Netflix gagne et mise gros

Le titre de la chaîne Internet fondée en 1997 a enregistré une hausse de 42 % la semaine dernière, alors que les investisseurs célébraient d’exceptionnels résultats au quatrième trimestre de 2012. Netflix a terminé décembre avec deux millions d’abonnés de plus, pour dépasser le total de 27 millions de clients. Le titre a encore pris 4,3 % mardi, pour clôturer à 169,12 $.


L’entreprise de Los Gatos en Californie est maintenant la plus populaire au monde dans son secteur, avec des abonnés dans une quarantaine de pays, dont le Canada. L’abonnement à 8 $ par mois permet un accès libre et illimité à une banque de quelque 10 millions de films et d’émissions de télévision. Netflix, c’est le triomphe du téléchargement légal.


Le service de distribution se lance maintenant dans la création. Sa série originale prendra l’affiche vendredi.
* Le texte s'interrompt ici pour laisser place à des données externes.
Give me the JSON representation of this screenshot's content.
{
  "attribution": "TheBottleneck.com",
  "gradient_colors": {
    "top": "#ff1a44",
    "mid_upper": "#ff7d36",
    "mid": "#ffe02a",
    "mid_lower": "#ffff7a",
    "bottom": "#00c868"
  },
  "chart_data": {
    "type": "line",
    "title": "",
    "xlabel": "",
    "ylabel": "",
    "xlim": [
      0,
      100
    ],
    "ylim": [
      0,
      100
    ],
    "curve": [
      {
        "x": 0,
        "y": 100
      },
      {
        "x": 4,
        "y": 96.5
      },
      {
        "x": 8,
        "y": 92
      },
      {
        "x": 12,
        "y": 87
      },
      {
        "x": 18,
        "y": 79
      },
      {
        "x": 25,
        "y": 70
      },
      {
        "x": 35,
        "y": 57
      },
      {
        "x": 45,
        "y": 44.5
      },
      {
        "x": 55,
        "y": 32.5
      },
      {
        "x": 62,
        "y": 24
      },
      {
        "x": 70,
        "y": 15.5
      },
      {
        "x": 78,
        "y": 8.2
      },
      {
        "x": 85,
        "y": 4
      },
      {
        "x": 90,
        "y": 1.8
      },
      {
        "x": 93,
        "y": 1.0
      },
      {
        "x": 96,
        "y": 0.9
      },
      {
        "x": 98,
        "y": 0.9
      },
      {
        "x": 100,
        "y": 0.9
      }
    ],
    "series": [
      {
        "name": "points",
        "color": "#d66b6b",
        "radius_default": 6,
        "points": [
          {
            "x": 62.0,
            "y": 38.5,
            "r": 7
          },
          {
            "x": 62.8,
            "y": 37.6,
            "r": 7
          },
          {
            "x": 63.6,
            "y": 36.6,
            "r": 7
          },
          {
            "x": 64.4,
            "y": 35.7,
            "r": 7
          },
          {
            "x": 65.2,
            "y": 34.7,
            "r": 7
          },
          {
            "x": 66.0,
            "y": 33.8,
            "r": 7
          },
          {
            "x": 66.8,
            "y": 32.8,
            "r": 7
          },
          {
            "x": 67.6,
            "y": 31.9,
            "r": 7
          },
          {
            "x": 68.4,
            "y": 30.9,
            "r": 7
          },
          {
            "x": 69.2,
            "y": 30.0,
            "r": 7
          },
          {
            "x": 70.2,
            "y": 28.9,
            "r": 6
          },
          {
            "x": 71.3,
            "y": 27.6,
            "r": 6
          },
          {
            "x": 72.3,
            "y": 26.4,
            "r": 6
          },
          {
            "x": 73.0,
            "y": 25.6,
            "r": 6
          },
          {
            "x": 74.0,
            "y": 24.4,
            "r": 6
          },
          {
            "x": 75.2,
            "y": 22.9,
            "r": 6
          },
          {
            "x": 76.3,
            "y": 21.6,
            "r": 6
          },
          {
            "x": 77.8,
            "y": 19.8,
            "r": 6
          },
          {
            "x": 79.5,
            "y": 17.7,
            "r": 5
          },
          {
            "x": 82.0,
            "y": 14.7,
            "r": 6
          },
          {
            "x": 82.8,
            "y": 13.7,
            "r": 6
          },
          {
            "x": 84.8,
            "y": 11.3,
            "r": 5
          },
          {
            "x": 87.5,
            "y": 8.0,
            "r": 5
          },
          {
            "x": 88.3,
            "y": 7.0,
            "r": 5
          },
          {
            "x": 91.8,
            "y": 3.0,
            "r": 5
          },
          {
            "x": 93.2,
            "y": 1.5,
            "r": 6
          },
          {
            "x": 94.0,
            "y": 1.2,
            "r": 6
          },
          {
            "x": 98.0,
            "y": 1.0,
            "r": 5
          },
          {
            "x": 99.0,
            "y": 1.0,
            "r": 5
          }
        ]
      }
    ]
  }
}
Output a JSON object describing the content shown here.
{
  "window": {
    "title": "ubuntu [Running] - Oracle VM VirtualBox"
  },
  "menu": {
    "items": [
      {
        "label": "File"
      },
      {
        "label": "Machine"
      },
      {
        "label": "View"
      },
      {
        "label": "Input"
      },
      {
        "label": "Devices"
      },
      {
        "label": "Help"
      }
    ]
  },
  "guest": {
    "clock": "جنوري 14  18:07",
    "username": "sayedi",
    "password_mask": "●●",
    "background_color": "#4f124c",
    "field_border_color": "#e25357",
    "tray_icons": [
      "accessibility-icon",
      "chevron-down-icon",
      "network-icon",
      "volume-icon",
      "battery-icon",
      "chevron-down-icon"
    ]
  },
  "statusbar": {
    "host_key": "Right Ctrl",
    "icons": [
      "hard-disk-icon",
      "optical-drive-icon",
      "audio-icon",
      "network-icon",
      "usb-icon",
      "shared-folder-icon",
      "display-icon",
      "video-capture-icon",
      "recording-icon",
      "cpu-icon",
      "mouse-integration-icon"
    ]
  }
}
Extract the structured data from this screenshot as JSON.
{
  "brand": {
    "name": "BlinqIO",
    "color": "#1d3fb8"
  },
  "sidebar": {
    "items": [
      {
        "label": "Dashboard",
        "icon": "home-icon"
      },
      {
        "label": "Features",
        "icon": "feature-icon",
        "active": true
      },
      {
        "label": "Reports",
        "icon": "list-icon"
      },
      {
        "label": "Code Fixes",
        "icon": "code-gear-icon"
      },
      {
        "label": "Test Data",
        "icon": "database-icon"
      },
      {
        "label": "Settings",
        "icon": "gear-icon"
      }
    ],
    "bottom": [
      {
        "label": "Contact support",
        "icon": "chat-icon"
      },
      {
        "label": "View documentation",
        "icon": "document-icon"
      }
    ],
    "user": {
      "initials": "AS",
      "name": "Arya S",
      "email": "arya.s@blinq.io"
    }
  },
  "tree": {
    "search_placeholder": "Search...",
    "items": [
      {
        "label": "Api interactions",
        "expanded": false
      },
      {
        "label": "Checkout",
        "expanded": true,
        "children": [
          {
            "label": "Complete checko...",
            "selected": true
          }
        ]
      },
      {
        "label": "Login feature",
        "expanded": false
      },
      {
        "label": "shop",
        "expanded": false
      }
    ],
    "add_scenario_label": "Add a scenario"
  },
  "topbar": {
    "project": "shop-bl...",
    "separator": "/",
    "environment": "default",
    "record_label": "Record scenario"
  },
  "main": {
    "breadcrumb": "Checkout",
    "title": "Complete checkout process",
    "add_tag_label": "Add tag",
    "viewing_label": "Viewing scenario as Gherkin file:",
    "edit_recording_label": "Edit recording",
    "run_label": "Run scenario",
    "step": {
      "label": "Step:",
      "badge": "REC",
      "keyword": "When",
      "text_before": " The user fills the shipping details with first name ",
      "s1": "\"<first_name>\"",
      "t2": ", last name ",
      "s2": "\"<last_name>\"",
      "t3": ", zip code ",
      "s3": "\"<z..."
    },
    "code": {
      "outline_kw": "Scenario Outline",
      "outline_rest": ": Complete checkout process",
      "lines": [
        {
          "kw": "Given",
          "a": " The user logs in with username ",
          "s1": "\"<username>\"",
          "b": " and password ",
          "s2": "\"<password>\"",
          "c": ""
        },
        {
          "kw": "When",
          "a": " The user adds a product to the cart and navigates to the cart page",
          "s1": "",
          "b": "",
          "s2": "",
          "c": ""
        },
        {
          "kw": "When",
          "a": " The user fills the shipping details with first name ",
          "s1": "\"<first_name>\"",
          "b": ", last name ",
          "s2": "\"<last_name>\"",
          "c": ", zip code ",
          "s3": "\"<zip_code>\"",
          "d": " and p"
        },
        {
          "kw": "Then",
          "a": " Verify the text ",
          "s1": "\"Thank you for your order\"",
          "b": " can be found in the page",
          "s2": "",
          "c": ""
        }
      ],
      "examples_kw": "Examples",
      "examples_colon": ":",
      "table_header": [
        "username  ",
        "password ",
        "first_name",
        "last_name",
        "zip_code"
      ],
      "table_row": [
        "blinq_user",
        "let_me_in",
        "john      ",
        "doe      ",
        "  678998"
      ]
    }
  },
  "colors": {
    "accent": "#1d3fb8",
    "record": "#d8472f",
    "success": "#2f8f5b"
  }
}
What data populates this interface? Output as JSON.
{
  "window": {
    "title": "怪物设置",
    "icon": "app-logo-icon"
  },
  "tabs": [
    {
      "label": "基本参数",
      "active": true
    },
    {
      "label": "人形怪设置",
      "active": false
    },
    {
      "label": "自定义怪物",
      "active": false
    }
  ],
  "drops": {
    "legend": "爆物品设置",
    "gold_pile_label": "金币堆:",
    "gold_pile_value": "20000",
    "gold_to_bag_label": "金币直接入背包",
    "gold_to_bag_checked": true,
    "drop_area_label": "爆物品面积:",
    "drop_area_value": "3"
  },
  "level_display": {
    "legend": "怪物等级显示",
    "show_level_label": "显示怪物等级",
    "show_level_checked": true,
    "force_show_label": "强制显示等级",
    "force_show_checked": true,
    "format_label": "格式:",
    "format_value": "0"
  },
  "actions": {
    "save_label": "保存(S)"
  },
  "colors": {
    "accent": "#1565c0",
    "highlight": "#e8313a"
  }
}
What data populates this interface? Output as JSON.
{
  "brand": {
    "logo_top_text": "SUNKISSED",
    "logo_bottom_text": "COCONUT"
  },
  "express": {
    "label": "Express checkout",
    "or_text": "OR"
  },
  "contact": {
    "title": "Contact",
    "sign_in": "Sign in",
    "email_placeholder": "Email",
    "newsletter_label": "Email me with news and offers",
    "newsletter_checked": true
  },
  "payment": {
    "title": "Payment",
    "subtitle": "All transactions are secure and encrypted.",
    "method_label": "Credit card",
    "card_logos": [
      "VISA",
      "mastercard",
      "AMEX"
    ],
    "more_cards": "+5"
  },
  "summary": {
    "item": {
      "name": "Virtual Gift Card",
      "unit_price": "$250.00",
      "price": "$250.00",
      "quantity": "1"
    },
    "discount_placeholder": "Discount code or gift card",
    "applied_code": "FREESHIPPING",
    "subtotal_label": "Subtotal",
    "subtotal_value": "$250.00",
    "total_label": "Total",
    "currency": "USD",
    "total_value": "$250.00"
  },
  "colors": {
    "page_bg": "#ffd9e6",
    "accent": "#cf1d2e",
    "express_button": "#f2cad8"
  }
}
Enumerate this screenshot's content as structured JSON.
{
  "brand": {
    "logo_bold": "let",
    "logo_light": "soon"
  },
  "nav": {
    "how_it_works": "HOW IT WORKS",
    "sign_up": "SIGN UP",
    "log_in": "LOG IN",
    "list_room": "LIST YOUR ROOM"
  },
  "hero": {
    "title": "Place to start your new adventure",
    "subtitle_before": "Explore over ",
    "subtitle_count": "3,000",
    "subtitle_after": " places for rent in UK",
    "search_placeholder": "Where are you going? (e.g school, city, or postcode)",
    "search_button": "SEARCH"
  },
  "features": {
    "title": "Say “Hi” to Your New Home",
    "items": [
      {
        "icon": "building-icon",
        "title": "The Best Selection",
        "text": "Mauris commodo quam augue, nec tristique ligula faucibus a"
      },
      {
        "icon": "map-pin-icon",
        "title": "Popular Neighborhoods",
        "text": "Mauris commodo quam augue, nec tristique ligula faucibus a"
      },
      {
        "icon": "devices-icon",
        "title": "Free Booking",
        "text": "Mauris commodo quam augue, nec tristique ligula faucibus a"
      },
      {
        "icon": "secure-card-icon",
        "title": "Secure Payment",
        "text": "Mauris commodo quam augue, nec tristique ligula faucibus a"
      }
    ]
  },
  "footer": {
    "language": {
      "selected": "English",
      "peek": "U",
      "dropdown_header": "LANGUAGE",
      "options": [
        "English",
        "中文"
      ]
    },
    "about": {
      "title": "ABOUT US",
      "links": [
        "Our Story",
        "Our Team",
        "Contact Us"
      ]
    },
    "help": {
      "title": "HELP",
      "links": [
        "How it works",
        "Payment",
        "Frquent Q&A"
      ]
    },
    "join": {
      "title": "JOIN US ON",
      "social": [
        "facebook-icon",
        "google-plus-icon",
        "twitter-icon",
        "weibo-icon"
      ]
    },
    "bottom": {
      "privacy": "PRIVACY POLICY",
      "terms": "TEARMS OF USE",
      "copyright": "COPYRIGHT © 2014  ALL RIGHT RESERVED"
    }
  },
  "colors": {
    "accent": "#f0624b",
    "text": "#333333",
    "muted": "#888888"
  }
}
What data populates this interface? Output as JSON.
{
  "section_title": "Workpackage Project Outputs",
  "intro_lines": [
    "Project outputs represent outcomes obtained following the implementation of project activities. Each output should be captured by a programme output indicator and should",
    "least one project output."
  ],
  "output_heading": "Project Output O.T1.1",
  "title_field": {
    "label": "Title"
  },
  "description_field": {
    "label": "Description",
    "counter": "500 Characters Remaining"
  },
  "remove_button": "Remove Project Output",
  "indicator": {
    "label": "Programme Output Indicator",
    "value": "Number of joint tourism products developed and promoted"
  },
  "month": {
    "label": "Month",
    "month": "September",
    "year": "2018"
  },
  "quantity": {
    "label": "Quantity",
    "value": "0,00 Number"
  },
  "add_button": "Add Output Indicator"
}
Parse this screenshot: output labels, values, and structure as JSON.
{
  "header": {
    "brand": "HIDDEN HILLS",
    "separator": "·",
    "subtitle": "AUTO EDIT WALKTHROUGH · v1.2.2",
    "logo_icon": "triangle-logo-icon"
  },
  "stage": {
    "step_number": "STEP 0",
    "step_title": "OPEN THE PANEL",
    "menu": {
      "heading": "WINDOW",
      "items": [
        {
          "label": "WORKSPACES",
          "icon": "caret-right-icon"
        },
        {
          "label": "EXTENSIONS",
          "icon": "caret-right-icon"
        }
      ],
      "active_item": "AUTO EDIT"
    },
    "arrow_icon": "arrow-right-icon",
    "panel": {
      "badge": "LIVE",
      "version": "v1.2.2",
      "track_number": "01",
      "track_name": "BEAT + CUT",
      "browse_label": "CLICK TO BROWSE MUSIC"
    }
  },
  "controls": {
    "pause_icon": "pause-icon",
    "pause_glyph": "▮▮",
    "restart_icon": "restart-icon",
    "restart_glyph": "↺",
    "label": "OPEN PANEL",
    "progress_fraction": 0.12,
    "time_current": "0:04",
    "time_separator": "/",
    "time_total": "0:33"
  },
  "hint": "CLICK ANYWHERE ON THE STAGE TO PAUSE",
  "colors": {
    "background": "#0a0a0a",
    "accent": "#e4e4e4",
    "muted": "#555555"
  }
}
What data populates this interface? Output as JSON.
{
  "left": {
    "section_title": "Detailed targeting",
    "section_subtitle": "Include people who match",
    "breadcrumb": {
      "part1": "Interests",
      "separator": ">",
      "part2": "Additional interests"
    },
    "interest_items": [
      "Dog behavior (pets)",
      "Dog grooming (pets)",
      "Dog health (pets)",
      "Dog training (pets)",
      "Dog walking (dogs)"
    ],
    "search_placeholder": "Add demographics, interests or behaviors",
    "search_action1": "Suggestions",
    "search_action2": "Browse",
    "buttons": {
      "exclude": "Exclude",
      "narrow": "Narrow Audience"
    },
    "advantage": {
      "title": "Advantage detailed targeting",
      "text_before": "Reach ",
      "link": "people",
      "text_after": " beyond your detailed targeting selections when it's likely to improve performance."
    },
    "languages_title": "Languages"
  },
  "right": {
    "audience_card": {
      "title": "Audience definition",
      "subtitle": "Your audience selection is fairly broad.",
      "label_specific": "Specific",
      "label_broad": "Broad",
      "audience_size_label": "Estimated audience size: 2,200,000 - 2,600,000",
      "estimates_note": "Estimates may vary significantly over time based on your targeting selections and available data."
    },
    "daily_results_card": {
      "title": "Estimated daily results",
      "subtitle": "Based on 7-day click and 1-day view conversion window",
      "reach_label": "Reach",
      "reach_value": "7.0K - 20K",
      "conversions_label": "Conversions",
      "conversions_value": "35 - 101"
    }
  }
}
Elle s’intitule House of Cards, est produite par David Fincher (Seven, The Social Network), est scénarisée par Beau Willimon (Ides of March) et met en vedette Kevin Spacey (American Beauty). La production à très gros budget (on parle de 100 millions pour deux saisons de 13 épisodes chacune) s’inspire d’une série britannique d’il y a 20 ans, campée dans la période post-thatchérienne, elle-même basée sur un best-seller de Michael Dobbs, conseiller et député conservateur.


Netflix a déjà financé une autre production originale, Lilyhammer, diffusée l’an dernier. D’autres projets sont en développement, dont une comédie du Britannique Ricky Gervais.


Les dirigeants de la compagnie ne cachent pas leur espoir que le thriller politique maison puisse faire pour eux ce que The Sopranos a fait pour la chaîne spécialisée HBO dans les années 2000. Cette série campée dans la mafia du New Jersey a confirmé la vague des superproductions dramatiques et guidé la fiction télévisuelle vers un nouvel âge d’or.

 

Poids croissant


Pour frapper un grand coup et respecter le principe de la vidéo à la demande, House of Cards sera disponible au complet, d’un seul coup. Les amateurs consomment souvent leurs séries favorites en glouton, d’où, d’ailleurs, le succès exponentiel de Netflix.


À l’heure de pointe, en soirée, Netflix compte pour près du tiers du trafic en ligne en Amérique du Nord. Les tablettes numériques stimulent cette suractivité. The Media Technology Monitor vient de dévoiler un sondage montrant que 21 % des anglophones du Canada et 5 % des francophones étaient abonnés à Netflix l’automne dernier, un saut de 50 % par rapport au printemps 2012.


Le cinquième (5 % des anglos et 4 % des francos) de ces utilisateurs regarde maintenant la télé sur leurs appareils. Au total, le quart des répondants disaient se brancher en ligne pour regarder la télé, y compris sur téléphone.


Le poids croissant de Netflix Canada, malgré une faible sélection de films et de séries en français, pousse les autres gros joueurs à réagir. En défendant sa défunte offre d’achat d’Astral, l’an dernier, Bell promettait de mettre en place une chaîne Internet entièrement canadienne. Vidéotron y arrivera bientôt avec son Club à volonté, un service de vidéo en ligne qui donnera accès à un catalogue francophone.


La chaîne sera vraisemblablement accessible à tous (et pas seulement aux abonnés de Vidéotron) pour environ 10 $ par mois, soit 2 $ de plus que l’abonnement à Netflix. Les abonnés d’Illico de Vidéotron pourront visionner une partie du contenu sur le canal 900, pour éviter d’utiliser la bande passante qu’il faut payer en surplus, le handicap majeur de Netflix.